24.  (C) Together since the 1970s and officially married last 
year, Murillo is President Ortega's closest confidant.  She 
currently serves as coordinator of the Council for 
Communication and Citizenry and functioned as Ortega's 
campaign manager during his successful bid for the presidency 
in the 2006 elections.  Murillo is the mother of Zoilamerica, 
who, in 1998, publicly accused stepfather Ortega of having 
abused her for more than a decade.  Murillo has consistently 
defended her husband in the case.  Some believe that she has 
used her knowledge of the case to gain and maintain power and 
influence over Ortega.  Murillo is a great believer in 
spiritualism, a hypochondriac, and, putting it mildly, sports 
an eclectic wardrobe. 
 
25.  (U) Born on June 22, 1951, Murillo was educated in the 
UK and France and is fluent in both English and French. 

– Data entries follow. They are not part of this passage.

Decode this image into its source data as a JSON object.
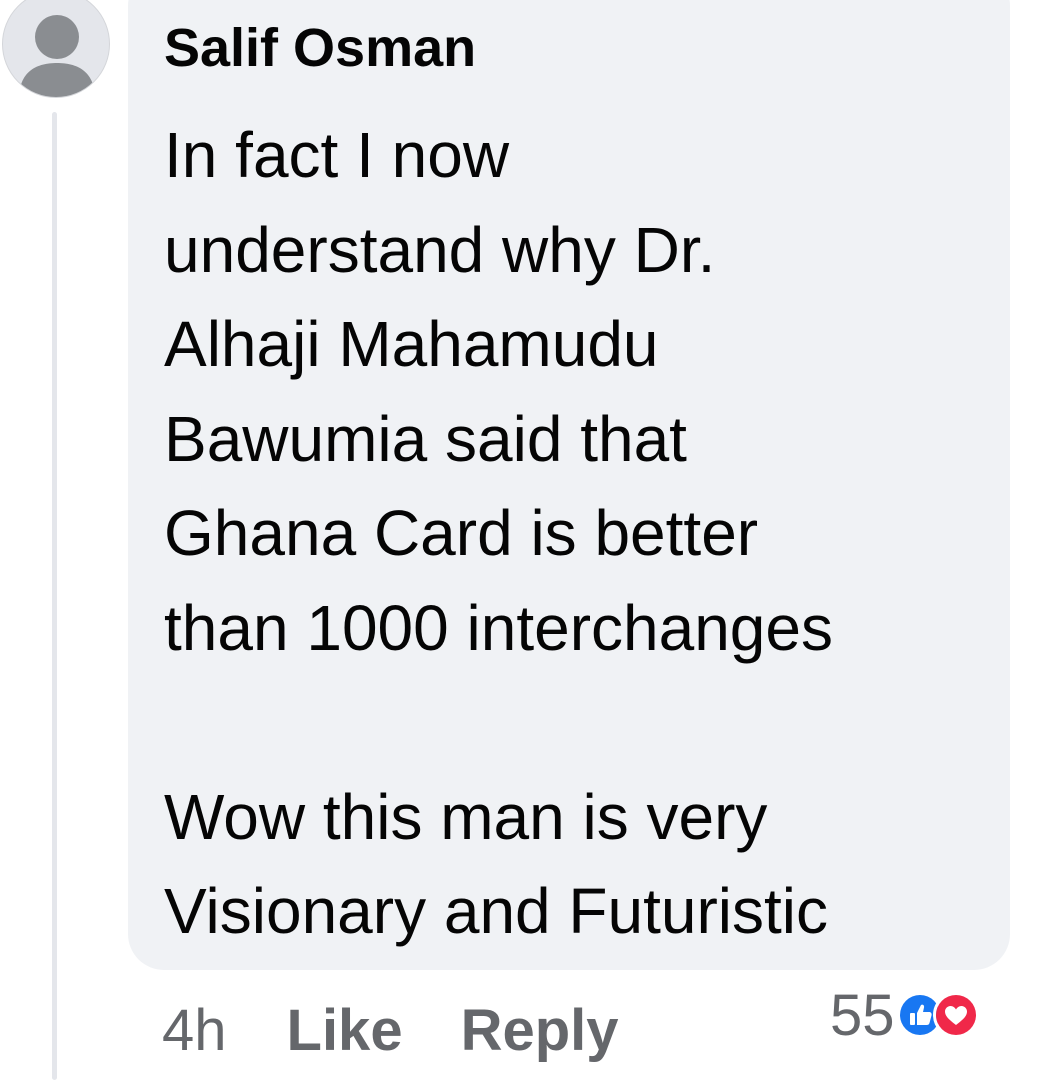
{
  "comment": {
    "author": "Salif Osman",
    "text_lines": [
      "In fact I now",
      "understand why Dr.",
      "Alhaji Mahamudu",
      "Bawumia said that",
      "Ghana Card is better",
      "than 1000 interchanges",
      "",
      "Wow this man is very",
      "Visionary and Futuristic"
    ]
  },
  "actions": {
    "time": "4h",
    "like_label": "Like",
    "reply_label": "Reply"
  },
  "reactions": {
    "count": "55",
    "icons": [
      "like-icon",
      "love-icon"
    ]
  },
  "colors": {
    "bubble": "#f0f2f5",
    "text": "#050505",
    "muted": "#65676b",
    "like_blue": "#1877f2",
    "love_red": "#f02849"
  }
}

Prior to becoming involved in the Sandinista movement, she 
was a language professor and worked for ten years as the 
assistant to the late Pedro Joaquin Chamorro, Director of La 
Prensa newspaper.  In 1969 she joined the Sandinista 
underground movement and during the 1980s she was a member of 
the Nicaraguan National Assembly and Minister of the 
Nicaraguan Institute of Culture.  She is also a published 
poet (of largely erotica), writer and journalist. 
 
Presidential Advisor for Economic Affairs - Bayardo Arce 
- - - - - - - - - - - - - - - - - - - - - - - - - - - - - 
 
26.  (U) Before his appointment as Presidential Advisor for 
Economic Affairs, Arce served as a FSLN deputy in the 
National Assembly from 1997-2007, where he served as 
president of the Economic Commission.  He is believed to 
bring a more pragmatic approach to the FSLN's economic 
policies.  Arce joined the FSLN in 1969 and became a member 
of the urban resistance in 1970.  He is a long standing 
member of the FSLN National Directorate and has held various 
other positions within the party.  Arce is also a successful 
businessman, exporting agricultural products.  He is close to 
First Lady Murillo. 
 
27.  (C) In 2002, Arce's U.S. non-immigrant visa was revoked 
under 212(A)(2)(I) of the INA for money laundering for his 
role in the collapse of Intercontinental Bank (Interbank) in 
2000 (Refs. A and B). 
 
Private Secretary for National Policy - Paul Oquist 
- - - - - - - - - - - - - - - - - - - - - - - - - - 
 
28.  (U) Oquist holds a doctorate in political science from 
UC Berkeley and is a naturalized Nicaraguan citizen, who 
renounced his U.S. citizenship in the 1980s.  Oquist was head 
of the transition team for the Sandinista government to the 
UNO government in 1990.  During the 1980s, he worked in 
then-President Ortega's office, first as the coordinator of 
the state's management system and then as Ortega's Chief of 
Staff.  Oquist was a long-time consultant for the United 
Nations Development Program where he worked as a governance 
expert on projects throughout the world.